Audio-visual search for the consumer - how to generalise the results?
Jussi Karlgren
Many approches aim to provide audio-visual retrieval and search for
the end consumer. Some are commercial in themselves, some are
industrially motivated but not designed to be market-driven, others
are academic and research oriented. The results given by these
projects are often interesting, sometimes useful, and in some cases
successful in the market or in terms of consumer uptake. But what are
the general results we can build upon for future projects?
One of the defining structural bases of textual retrieval research
and success of its commercial instantiations is its effective and
widely accepted evaluation framework. Topically oriented retrieval
hinges on an adequate topical analysis of text, on a commonly
accepted target notion of topical relevance, and an underlying and
implicit set of use cases ranging from "full recall for a domain
expert" to "above the fold for the casual browser" retrieval. These
underpinnings are less well suited to multi-media retrieval. We don't
quite know why users retrieve objects; the topical content of objects
is arguably less important than many other aspects of their content;
relevance is less adequate as target notion and recall is difficult
to model in a dynamic and changing stream of information.
This session on audio-visual search for the consumer is intended to
bring together approaches, both industrial and academic, to explore
which underlying assumptions they make of their user community and
target user groups. Can these various starting points be used to
formulate common notions, to be able to share evaluation and
assessments results for research projects? Can some general results
of usability and potential for uptake be proposed?
This session looks for presentation to address one or more of the
following central topics (or some variation of them, or, indeed, to
question them!):
1. What viable use cases for consumer oriented audio-visual search do
we have?
Use cases are a useful research vehicle for the generalisation and
sharing of research results. Use cases are informally held
descriptions of how a system is intended to be used or how it might
be used, formulated without addressing technology, as a goal oriented
set of interactions between external actors, primarily users, and the
system and answers question such as Who does what and why? Evaluation
across projects, systems, and programs will be considerably
simplified through cross-program formulation of use cases. Can the
starting points of the various projects we know about today be used
to formulate common use cases for furthering future research?

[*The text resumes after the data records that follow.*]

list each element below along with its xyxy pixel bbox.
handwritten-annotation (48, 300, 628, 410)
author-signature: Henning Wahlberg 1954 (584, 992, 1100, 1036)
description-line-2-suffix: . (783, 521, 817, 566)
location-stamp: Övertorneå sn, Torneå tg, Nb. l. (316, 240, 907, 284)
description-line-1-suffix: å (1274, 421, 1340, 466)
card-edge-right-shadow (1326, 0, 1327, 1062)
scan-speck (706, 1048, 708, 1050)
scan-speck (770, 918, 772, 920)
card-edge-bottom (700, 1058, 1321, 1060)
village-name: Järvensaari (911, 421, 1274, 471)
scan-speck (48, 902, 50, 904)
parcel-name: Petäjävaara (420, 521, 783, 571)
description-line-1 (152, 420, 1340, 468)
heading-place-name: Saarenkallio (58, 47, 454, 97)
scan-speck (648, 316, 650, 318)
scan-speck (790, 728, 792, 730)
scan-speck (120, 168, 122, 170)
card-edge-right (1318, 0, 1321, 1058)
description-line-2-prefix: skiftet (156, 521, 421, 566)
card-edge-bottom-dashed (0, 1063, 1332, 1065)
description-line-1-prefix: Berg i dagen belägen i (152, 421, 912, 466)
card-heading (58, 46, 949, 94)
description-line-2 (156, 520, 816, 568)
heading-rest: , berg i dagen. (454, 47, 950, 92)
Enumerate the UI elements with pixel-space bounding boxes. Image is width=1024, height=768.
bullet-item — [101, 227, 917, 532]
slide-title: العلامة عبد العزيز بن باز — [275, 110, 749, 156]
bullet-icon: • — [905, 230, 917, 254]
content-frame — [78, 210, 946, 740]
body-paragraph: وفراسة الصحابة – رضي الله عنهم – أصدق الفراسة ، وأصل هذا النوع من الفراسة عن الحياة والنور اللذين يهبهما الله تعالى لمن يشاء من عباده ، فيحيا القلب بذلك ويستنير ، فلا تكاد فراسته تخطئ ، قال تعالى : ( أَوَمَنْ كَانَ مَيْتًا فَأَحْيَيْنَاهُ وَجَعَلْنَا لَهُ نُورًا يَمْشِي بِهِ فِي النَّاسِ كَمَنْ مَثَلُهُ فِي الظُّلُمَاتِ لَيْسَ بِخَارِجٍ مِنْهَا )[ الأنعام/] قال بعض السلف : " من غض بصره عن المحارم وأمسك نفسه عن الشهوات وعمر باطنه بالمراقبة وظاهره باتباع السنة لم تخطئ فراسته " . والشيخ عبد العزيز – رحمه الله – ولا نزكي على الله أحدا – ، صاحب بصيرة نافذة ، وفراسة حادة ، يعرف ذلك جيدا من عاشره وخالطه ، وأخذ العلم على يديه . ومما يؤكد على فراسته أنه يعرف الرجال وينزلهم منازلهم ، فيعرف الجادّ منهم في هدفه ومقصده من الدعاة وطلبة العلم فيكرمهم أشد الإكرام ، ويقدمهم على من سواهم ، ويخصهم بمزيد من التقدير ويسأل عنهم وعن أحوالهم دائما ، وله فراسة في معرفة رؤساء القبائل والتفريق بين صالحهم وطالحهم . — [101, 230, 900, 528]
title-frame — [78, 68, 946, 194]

2. Target notions for evaluation - what will replace relevance?
The concept of relevance in textual retrieval lies at the convergence
of understanding users, information needs, items of information, and
interaction. It ties together most every development and research
project in context sensitive information access. Relevance is a
function of task, collection characteristics, user preferences and
background, situation, tool, temporal constraints, and untold other
factors.
But in the case of consumer oriented audio-visual media, it is not as
clear what relevance can be understood to mean. Whily topical content
may be a parameter whereby end consumers select information objects
to fulfil their viewing or entertainment needs, it certainly is not
the only one and arguably not even the most important one. What
target notion should we use for evaluation in its stead?
3. Features of information objects - what should we look for to
describe our information objects saliently?
Content analysis is the central task for textual information
retrieval, but moving to audio-visual data it becomes much more
arduous, and the features to look for become in some ways much more
arbitrarily chosen. Textual content wears its semantics on its
sleeve, in the sense that words are a useful content descriptor to
start analysis from. Images and video in particulare have no such
obvious content descriptors. Where should we look? Context? Usage?
Metadata? Other features of similarity? What features are most
attractive to the user community at hand?